Lacey laughs. "That was before I realized you're right. Someone trying to kill you probably isn't going to woo you."
"Is this wooing?" I ask, even though I already know the answer, even though my heart is racing and my hands are shaking and I can't stop staring at the flowers.
She looks at me as though I'm stupid, and I feel silly.
Of course it's wooing. Fifty-one white roses, a note in Russian, and a dinner invitation that makes my chest ache with want.
"Let's just say, if you don't go out with him, I'm stealing his number and doing it myself."
Lacey flips her hair and walks out, probably to go gab about this with Nico.
I'm frozen in the locker room, looking at the flowers. The petals are perfectly white, unmarred by even the slightest bit of rot. They must have cost a fortune, and he sent them here, to the theater, where everyone could see—where it's public and obvious and impossible to ignore.
The sight of them makes my stomach turn, but I'm not sure if it's from fear or anticipation.
Fifty-one roses. Not a casual gesture. A serious one.
White roses mean purity, new beginnings, honorable intentions. They're what you give when you're courting someone properly, when your intentions are marriage-minded, when you want to show respect.
I pull the card out again, running my thumb over the phone number written beneath the Russian words.

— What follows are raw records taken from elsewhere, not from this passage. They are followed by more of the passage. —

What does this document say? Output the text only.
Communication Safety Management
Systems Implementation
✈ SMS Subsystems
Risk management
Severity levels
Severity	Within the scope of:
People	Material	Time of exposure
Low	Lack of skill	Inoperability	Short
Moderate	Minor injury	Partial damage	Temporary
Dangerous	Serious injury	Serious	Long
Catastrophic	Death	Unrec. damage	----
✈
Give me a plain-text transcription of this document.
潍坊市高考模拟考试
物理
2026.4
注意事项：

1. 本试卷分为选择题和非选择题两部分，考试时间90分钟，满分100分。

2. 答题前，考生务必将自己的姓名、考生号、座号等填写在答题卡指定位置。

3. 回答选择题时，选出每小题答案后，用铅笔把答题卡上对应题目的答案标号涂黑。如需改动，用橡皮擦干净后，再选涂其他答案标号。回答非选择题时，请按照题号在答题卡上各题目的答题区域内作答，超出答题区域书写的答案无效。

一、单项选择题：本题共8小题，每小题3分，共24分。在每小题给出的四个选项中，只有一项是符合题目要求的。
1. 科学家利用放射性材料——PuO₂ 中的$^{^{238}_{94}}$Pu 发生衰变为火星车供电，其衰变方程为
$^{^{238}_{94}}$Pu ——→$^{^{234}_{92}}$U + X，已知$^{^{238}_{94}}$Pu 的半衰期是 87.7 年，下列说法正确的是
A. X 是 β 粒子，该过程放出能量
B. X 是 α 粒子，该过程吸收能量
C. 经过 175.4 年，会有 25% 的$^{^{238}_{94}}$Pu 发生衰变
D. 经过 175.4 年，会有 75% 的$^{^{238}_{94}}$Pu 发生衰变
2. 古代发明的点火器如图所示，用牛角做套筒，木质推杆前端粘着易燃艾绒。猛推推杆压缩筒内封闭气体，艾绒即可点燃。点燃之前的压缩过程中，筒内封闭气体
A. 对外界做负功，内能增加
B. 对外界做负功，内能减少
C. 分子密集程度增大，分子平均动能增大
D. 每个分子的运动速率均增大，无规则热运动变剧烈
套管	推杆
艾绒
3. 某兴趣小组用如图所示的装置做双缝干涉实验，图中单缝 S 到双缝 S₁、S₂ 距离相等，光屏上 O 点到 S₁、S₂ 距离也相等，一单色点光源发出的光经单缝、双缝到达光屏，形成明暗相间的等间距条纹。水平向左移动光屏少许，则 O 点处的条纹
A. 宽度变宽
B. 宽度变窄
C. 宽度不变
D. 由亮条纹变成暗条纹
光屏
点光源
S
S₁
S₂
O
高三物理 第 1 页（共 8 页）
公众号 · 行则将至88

I could text him. Could say yes to dinner.
Could finally learn his first name and stop thinking of him as "Mr. Orlov" like he's some character in a novel instead of a real person who makes my pulse race.
I save the number in my phone without texting, close my locker on the white roses, and walk out of the dressing room with my heart racing and my hands shaking and absolutely no idea what I'm going to do.